Ademais, com a Reforma Protestante, ganha força a ideia de direitos naturais, que não são outorgados por um poder político, mas provenientes de uma autoridade superior, que não pode ser usurpada pelo Estado. Sobre o assunto, Jellinek explica que “a ideia de consagrar legislativamente esses direitos naturais, inalienáveis e invioláveis do indivíduo, não é de origem política, mas religiosa. O que até aqui se tem recebido como uma obra da Revolução, é, na realidade, um fruto da Reforma e de suas lutas” [8].
A própria laicidade, tantas vezes invocada como algo que deveria tolher religiosos, possui raízes cristãs. Nessa linha, citamos as conhecidas palavras de Cristo: “dai a César o que é de César e a Deus o que é de Deus”, e o impacto da Reforma Protestante, que, ao promover a batalha pela possibilidade de escolha de confissões de fé contra majoritárias, livre de intromissões e interferência do poder político, abriu as portas para a emancipação da consciência individual, propiciando o surgimento de diversas minorias religiosas defendendo o direito de cada uma à sua própria fé.
Estabelecer uma barreira intransponível entre fé e política representa um retrocesso, ante as conquistas históricas alcançadas por meio de reflexões nascidas no seio das religiões, e uma contradição, na medida em que o discurso corrente no Brasil é de cada vez mais inclusividade, tolerância e diversidade. Assim, a celebração de um culto religioso na sede do Executivo não representa, em si mesma, uma afronta à laicidade ou neutralidade estatal, antes, leva-nos a pensar como as religiões, majoritárias e minoritárias, cristãs ou não, têm um benéfico potencial de transformação das relações sociais, jurídicas e políticas[9].
[1] SANTOS JUNIOR, Aloisio Cristovam dos. A laicidade estatal no direito constitucional brasileiro. Disponível em: <https://sylviomiceli.wordpress.com/2008/05/04/a-laicidade-estatal-no-direito-constitucional-brasileiro/>. Acesso em: 18 dez. 2019.
[2] SARLET, Ingo.

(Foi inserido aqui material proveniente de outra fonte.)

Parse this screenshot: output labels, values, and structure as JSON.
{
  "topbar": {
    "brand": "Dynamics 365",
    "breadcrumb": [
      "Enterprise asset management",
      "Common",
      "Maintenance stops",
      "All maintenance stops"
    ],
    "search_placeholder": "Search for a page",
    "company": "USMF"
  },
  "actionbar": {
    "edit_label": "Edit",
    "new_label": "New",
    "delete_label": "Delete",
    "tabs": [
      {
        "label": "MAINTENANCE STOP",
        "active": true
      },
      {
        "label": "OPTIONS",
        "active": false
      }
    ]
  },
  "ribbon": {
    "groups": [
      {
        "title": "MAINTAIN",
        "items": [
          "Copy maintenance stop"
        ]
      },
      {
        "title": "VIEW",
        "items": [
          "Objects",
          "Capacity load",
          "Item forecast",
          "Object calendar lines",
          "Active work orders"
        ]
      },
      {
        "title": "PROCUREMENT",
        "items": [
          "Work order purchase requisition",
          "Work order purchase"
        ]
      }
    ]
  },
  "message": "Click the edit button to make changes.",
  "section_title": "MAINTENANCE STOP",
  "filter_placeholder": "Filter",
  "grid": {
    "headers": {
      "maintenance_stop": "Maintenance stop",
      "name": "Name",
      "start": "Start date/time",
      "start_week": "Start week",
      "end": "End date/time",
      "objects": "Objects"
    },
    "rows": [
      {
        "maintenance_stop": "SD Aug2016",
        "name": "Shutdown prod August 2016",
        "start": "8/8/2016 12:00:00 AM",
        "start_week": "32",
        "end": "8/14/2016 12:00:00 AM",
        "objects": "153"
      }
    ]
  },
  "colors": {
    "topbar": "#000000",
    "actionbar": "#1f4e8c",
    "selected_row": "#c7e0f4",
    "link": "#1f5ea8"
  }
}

Liberdade religiosa e dever de neutralidade estatal na Constituição Federal de 1988. Disponível em: <https://www.conjur.com.br/2015-jul-10/direitos-fundamentais-liberdade-religiosa-dever-neutralidade-estatal-constituicao-federal-1988>. Acesso em: 18 dez. 2019.
[3] A defesa da liberdade religiosa não significa uma proteção irrestrita a qualquer manifestação religiosa, merecendo ponderação casuística, conforme realizado na seguinte nota pública emitida pela ANAJURE: https://www.anajure.org.br/anajure-da-parecer-tecnico-afirmando-que-nao-houve-violacao-da-liberdade-religiosa-em-caso-do-arquivo-nacional-repercutido-na-imprensa/
[4] MIRANDA, Jorge. Estado, liberdade religiosa e laicidade. In: O Estado laico e a liberdade religiosa. São Paulo: LTr, 2011, p. 111.
[5] MACHADO, Jónatas E.M. Estado Constitucional e neutralidade religiosa: entre o teísmo e o (neo)ateísmo. Porto Alegre: Livraria do Advogado, 2013, p. 36
[6] MATOS, Givaldo Mauro. Das contribuições da Teologia Política da Reforma Protestante às Declarações de Direitos Humanos. Fronteiras: Revista de História, Dourados, v. 19, n. 34, p. 94-109, jul./dez. 2017. Disponível em: <http://ojs.ufgd.edu.br/index.php/FRONTEIRAS/article/view/7593>. Acesso em: 18 dez. 2019.
[7] CARVALHO, Felipe Augusto. Liberdade e Objeção de Consciência: Fundamentos histórico-dogmáticos e funcionalidades constitucionais. In: Revista Latinoamericana de Derecho y Religión, v. 5, n. 2, 2019, p. 34 ss.
[8] JELLINEK, Georg. La Declaración de los Derechos del Hombre y del Ciudadano. Tradução de: Adolfo Posada. México: Universidade Nacional Autónoma de México, 2000, p. 125.